I laughed - a lot - with this book. In fact, I'm not sure if Paul or Eliza made me laugh more or just the people around them. Paul is out of his damn mind! He's just like how you imagine a talented rock star to be, actual talent. Talent that seeps from his pores and not just musically. It never falters, even at his weakest point. The character development is so through and through I'm not convinced Tiffanie DeBartolo didn't write an auto-bio after taking some psych evals and watching herself on video for a while.
I got angry - wickedly so - with this book. I went so far as to call Eliza the c-word for some (all) of her behavior about 60% into the book. I could not believe her!

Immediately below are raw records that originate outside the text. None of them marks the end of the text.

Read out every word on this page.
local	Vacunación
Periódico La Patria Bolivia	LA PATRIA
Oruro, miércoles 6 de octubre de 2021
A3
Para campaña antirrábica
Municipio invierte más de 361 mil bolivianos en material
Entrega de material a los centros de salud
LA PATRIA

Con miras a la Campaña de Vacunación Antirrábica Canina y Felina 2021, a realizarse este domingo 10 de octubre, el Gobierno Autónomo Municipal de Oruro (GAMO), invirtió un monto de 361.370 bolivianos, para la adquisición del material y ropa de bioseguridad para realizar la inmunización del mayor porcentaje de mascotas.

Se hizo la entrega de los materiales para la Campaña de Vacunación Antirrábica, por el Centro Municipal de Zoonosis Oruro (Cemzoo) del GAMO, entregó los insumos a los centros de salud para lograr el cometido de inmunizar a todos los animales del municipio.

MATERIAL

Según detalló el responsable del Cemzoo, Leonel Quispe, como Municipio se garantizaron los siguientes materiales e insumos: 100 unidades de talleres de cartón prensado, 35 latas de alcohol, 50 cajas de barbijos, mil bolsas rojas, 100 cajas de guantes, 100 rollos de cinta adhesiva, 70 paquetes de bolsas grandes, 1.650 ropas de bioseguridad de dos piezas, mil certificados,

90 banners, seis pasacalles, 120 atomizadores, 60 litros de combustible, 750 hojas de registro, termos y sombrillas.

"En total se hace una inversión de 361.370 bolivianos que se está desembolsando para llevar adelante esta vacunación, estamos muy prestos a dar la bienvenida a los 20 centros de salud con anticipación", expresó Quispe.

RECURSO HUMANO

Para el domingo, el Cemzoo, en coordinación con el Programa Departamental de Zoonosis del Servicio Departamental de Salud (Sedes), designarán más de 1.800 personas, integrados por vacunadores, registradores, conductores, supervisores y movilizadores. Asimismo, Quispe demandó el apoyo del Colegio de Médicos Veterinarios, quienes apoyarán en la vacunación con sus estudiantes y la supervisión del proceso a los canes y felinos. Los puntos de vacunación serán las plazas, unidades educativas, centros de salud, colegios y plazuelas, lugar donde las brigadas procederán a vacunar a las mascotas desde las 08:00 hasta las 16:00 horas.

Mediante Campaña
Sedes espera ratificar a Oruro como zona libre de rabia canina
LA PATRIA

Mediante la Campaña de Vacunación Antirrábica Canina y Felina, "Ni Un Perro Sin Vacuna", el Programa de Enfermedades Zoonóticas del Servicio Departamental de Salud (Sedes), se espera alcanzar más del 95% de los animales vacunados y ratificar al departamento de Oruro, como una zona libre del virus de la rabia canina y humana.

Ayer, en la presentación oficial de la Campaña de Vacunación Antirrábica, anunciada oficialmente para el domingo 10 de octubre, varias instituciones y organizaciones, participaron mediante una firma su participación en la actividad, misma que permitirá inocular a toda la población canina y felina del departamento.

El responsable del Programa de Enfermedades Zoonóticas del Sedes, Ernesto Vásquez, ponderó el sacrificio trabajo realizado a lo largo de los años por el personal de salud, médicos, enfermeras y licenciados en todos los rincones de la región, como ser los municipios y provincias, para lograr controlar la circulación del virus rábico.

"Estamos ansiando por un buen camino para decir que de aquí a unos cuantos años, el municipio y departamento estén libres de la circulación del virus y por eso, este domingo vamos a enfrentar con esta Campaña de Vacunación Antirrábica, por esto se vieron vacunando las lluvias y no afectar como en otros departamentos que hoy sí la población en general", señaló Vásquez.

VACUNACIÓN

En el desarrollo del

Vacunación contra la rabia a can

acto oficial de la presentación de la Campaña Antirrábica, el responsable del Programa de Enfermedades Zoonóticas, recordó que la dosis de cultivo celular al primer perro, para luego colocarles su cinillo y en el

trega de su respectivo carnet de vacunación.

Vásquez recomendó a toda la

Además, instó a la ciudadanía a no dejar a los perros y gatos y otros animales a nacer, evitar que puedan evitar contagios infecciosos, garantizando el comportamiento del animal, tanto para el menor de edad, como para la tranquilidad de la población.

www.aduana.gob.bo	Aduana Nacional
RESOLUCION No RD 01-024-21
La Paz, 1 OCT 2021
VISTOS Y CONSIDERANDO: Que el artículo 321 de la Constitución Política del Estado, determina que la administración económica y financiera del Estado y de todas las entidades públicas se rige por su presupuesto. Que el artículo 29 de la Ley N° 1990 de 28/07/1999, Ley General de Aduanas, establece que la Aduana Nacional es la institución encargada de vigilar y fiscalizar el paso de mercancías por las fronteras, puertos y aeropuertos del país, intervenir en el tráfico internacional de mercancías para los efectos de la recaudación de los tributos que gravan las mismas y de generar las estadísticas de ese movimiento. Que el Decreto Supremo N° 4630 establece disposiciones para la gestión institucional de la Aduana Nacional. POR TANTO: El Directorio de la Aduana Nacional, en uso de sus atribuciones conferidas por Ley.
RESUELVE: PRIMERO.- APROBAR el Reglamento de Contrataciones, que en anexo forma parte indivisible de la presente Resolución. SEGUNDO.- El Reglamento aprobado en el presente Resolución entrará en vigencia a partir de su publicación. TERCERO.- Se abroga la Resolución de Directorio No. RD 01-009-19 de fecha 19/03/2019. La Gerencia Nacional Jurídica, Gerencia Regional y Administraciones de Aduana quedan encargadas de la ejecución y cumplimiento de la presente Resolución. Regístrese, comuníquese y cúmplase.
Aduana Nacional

Ordinarily, if a book is written in 3P, you can overlook serious judgement errors. But when you can clearly see that the characters knows they fucked up, it makes you pull on your hair and text your best mates about the harbinger of doom in matching skivvies. Alas, I have to admit I LOVED being that pissed at her. Well, not her as if she were an actual person, but the plot line in the story. There was a sublime feeling in the come down from that rage. Bringing me to my next point.
I bawled - like a fucking head case - with this book. Honest to God tears and sobs. I could not get a grip on the overwhelming sense of loss I felt when Eliza pushed Paul to his limit. I could not comprehend how I wasn't going to take my iPad and shove it into the fireplace to dry and send my offering of shock and pain up in ashes. I was so close to the end and I had to put it down and take a break. My dog was trying to lick my tears and I ended up watching a couple episodes of Criminal Minds to clear my head. Finally...

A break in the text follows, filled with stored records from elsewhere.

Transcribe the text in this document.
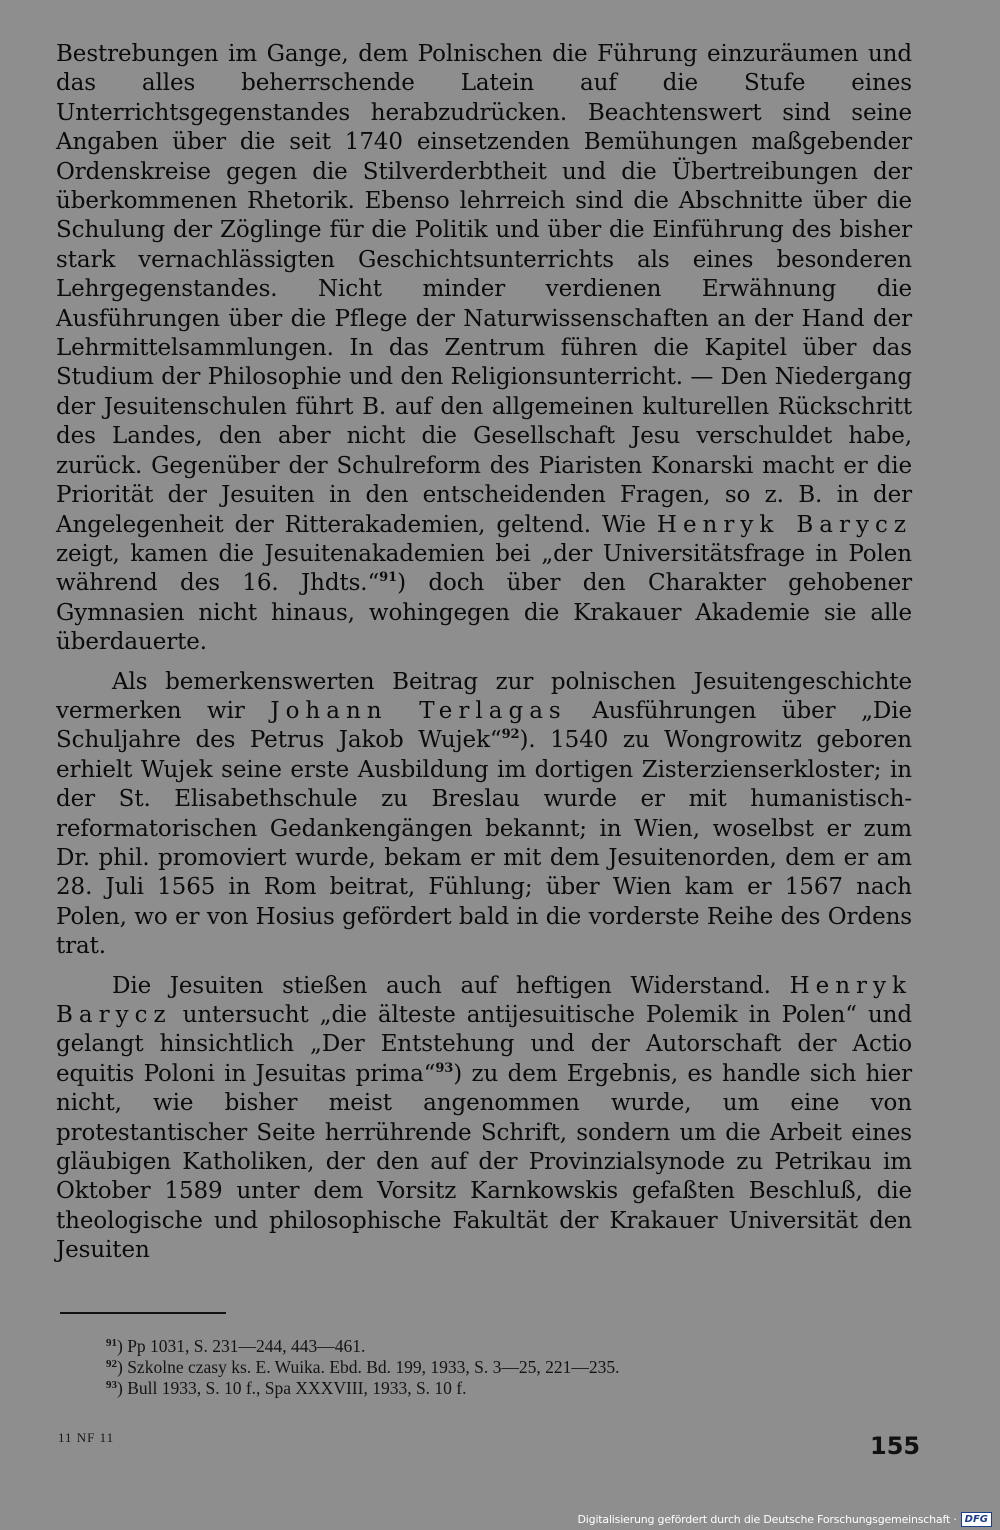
Bestrebungen im Gange, dem Polnischen die Führung einzuräumen und das alles beherrschende Latein auf die Stufe eines Unterrichtsgegenstandes herabzudrücken. Beachtenswert sind seine Angaben über die seit 1740 einsetzenden Bemühungen maßgebender Ordenskreise gegen die Stilverderbtheit und die Übertreibungen der überkommenen Rhetorik. Ebenso lehrreich sind die Abschnitte über die Schulung der Zöglinge für die Politik und über die Einführung des bisher stark vernachlässigten Geschichtsunterrichts als eines besonderen Lehrgegenstandes. Nicht minder verdienen Erwähnung die Ausführungen über die Pflege der Naturwissenschaften an der Hand der Lehrmittelsammlungen. In das Zentrum führen die Kapitel über das Studium der Philosophie und den Religionsunterricht. — Den Niedergang der Jesuitenschulen führt B. auf den allgemeinen kulturellen Rückschritt des Landes, den aber nicht die Gesellschaft Jesu verschuldet habe, zurück. Gegenüber der Schulreform des Piaristen Konarski macht er die Priorität der Jesuiten in den entscheidenden Fragen, so z. B. in der Angelegenheit der Ritterakademien, geltend. Wie Henryk Barycz zeigt, kamen die Jesuitenakademien bei „der Universitätsfrage in Polen während des 16. Jhdts.“$^{91}$) doch über den Charakter gehobener Gymnasien nicht hinaus, wohingegen die Krakauer Akademie sie alle überdauerte.

Als bemerkenswerten Beitrag zur polnischen Jesuitengeschichte vermerken wir Johann Terlagas Ausführungen über „Die Schuljahre des Petrus Jakob Wujek“$^{92}$). 1540 zu Wongrowitz geboren erhielt Wujek seine erste Ausbildung im dortigen Zisterzienserkloster; in der St. Elisabethschule zu Breslau wurde er mit humanistisch-reformatorischen Gedankengängen bekannt; in Wien, woselbst er zum Dr. phil. promoviert wurde, bekam er mit dem Jesuitenorden, dem er am 28. Juli 1565 in Rom beitrat, Fühlung; über Wien kam er 1567 nach Polen, wo er von Hosius gefördert bald in die vorderste Reihe des Ordens trat.

Die Jesuiten stießen auch auf heftigen Widerstand. Henryk Barycz untersucht „die älteste antijesuitische Polemik in Polen“ und gelangt hinsichtlich „Der Entstehung und der Autorschaft der Actio equitis Poloni in Jesuitas prima“$^{93}$) zu dem Ergebnis, es handle sich hier nicht, wie bisher meist angenommen wurde, um eine von protestantischer Seite herrührende Schrift, sondern um die Arbeit eines gläubigen Katholiken, der den auf der Provinzialsynode zu Petrikau im Oktober 1589 unter dem Vorsitz Karnkowskis gefaßten Beschluß, die theologische und philosophische Fakultät der Krakauer Universität den Jesuiten

$^{91}$) Pp 1031, S. 231—244, 443—461.
$^{92}$) Szkolne czasy ks. E. Wuika. Ebd. Bd. 199, 1933, S. 3—25, 221—235.
$^{93}$) Bull 1933, S. 10 f., Spa XXXVIII, 1933, S. 10 f.
11 NF 11	155
Digitalisierung gefördert durch die Deutsche Forschungsgemeinschaft · DFG
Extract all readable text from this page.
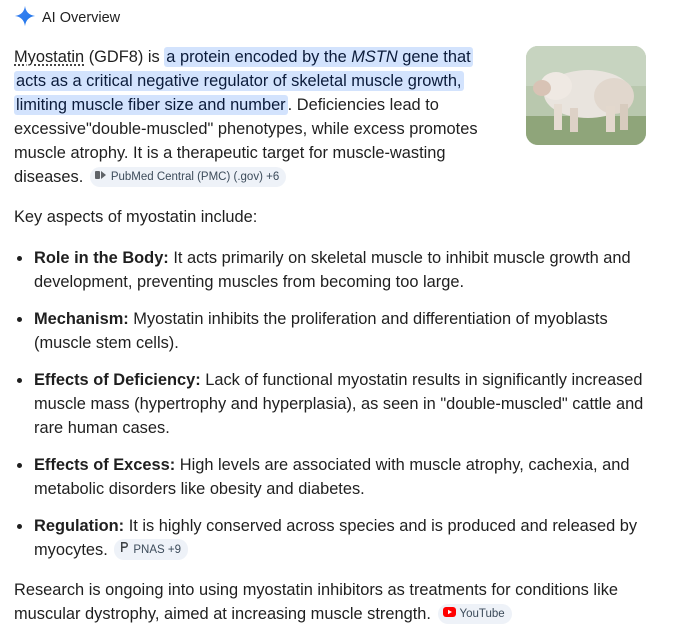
AI Overview
Myostatin (GDF8) is a protein encoded by the MSTN gene that acts as a critical negative regulator of skeletal muscle growth, limiting muscle fiber size and number . Deficiencies lead to excessive"double-muscled" phenotypes, while excess promotes muscle atrophy. It is a therapeutic target for muscle-wasting diseases. PubMed Central (PMC) (.gov) +6
Key aspects of myostatin include:
Role in the Body: It acts primarily on skeletal muscle to inhibit muscle growth and development, preventing muscles from becoming too large.
Mechanism: Myostatin inhibits the proliferation and differentiation of myoblasts (muscle stem cells).
Effects of Deficiency: Lack of functional myostatin results in significantly increased muscle mass (hypertrophy and hyperplasia), as seen in "double-muscled" cattle and rare human cases.
Effects of Excess: High levels are associated with muscle atrophy, cachexia, and metabolic disorders like obesity and diabetes.
Regulation: It is highly conserved across species and is produced and released by myocytes. PNAS +9
Research is ongoing into using myostatin inhibitors as treatments for conditions like muscular dystrophy, aimed at increasing muscle strength. YouTube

I grinned - like a cheshire cat - with this book. I.Do.Not.Know.How. But TDB made it so that I don't actually hate Eliza now. I just dislike her strongly. And at the end of it all, the journey is obvious, the pieces line up and the culmination is fucking heady. It's an "epilogue" without seeming choppy and finalized or left wide open. But the nature of the story leaves you feeling like anything could happen for them and anything will.
At the end of the year, I'll pick my top 5 books and this is already slotted somewhere in there. I loved it and I want my friends to read it so we can trade inside jokes and laugh-rage-bawl-grin together!